Not a licensed architect, but proficient with drafting software, Eric says he drew up plans for an overhaul himself then hired a pal with credentials to make things official. And with Nicole handling the financial details (and wrestling with the village over tedious permit issues), they were in business.

 

After demolition and clean-up, one of the first things he did was redistribute the home’s internal support with a pair of steal I-beams. “There was a fireplace right here that was load bearing,” Eric says, standing just right of the staircase. “It was the first thing you saw when you walked in the house and the whole first floor revolved around it.”

 

An I-beam in the ceiling above allowed him to remove the old paneled beast and create a seamless cooking/eating/living space with no structural obstruction. A frosted glass counter lined with tubular chrome stools from the furniture collection of Swiss-French modern architect and designer, Le Corbusier, marks the transition between the Deutches’ living room and their kitchen.

 

Sleek and seamless, with no upper cabinets – because Eric believes, they “shrink the space” – the Deutsches’ kitchen has a storage location for everything, and all out of sight, including the coffee maker and toaster. From the adjacent eating area, steel framed patio doors open out onto a deck-in-progress that will complement the home’s interior detailing and ultimately arch around its southeast corner.

 

This radial curve is repeated in the first floor powder room, where Eric says he soaked, shaped and hung a quarter-inch piece of drywall to create the effect. “This room took us eight months,” he recalls. Installation of the waterfall drip edge sink was a six-man job but worth the effort since it plays so nicely off the Philip Starck X toilet – a square gem of a commode heretofore enjoyed primarily by Europeans.

 

To the left of the staircase, where the attached garage once stood, Eric created a media space complete with a corner-set, white Italian leather couch. “I’m a big Internet shopper,” Eric admits. It enables him to price and purchase furniture, art and building materials to suit his whims. Throughout the house, he blends finds from the likes of European Furniture Imports and Ikea with pieces conceived by Mies van der Rohe and other progressive designers.

 

On the home’s second floor, a loft area at the top of the staircase offers access to bedrooms that embrace the same less-is-more principal and bathrooms that offer floating sinks, Caesarstone countertops and cutting-edge luxuries.

 

“We didn’t cut corners anywhere,” Nicole claims. With more than 2000 feet of white oak flooring, tons of commercial application glass and steel and great attention to even the smallest of details, quality and durability were major considerations throughout the project.

 

We wanted to make sure everything we did here would not age,” Eric adds.

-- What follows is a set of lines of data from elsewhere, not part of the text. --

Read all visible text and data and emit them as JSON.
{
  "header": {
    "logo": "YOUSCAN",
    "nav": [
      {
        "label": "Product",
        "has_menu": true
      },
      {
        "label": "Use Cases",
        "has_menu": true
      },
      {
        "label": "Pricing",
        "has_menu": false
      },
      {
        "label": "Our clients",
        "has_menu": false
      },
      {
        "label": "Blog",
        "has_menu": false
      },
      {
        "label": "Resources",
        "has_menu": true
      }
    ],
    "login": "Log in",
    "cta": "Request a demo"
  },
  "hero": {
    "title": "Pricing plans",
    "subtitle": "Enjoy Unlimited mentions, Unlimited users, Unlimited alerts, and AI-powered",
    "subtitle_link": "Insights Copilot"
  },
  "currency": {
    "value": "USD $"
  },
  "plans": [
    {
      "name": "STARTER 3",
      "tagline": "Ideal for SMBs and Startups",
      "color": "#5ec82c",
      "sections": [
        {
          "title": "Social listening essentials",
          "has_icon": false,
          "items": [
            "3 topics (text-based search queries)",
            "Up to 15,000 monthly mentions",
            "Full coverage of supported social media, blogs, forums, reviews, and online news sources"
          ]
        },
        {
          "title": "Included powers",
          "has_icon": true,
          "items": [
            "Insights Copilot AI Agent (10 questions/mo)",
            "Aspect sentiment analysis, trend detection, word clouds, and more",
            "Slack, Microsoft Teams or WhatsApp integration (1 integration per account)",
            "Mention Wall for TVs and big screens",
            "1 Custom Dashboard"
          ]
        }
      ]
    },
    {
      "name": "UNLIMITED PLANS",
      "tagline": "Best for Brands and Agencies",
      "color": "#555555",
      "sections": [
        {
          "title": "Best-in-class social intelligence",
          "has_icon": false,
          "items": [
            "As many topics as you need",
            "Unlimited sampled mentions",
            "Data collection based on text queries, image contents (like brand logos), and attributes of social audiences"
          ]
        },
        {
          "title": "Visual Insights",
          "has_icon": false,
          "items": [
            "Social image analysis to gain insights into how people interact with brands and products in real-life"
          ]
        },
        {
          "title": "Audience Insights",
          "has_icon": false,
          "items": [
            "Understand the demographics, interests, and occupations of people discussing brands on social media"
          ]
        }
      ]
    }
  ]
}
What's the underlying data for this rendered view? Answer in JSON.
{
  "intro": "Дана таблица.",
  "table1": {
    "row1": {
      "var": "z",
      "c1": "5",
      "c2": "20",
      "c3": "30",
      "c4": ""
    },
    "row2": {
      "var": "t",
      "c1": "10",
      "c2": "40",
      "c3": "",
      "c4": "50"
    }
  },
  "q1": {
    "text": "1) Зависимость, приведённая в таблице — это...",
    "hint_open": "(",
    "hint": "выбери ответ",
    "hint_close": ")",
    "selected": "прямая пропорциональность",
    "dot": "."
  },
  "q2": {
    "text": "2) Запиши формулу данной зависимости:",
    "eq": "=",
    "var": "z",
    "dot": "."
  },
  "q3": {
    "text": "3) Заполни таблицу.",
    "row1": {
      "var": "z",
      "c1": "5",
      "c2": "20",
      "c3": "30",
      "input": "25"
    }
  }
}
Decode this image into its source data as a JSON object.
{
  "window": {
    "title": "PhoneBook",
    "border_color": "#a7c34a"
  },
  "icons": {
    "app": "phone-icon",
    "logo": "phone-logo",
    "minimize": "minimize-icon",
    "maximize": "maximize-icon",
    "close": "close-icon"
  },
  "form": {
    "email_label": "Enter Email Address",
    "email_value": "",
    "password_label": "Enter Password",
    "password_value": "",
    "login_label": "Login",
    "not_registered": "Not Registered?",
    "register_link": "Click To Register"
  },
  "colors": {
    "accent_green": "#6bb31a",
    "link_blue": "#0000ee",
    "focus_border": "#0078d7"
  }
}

That’s why, after calling in professionals to handle plumbing and electrical elements, he did about 70% of the work himself.

 

Although the grand plan is to finish up with this house in the near future and move on to another overhaul, Nicole thinks it’s going to be hard for Eric to let go. “He’s always changing things,” she says. “We spent a day painting this one wall green and a week later, he was like ‘I got a better idea for that wall...’”

 

Admitting that he’s a little obsessed, Eric says rethinking things is a big part of the fun for him. “I’m not a sleeper,” he claims. At least this kind of work gives him a constructive outlet for his interminable energy.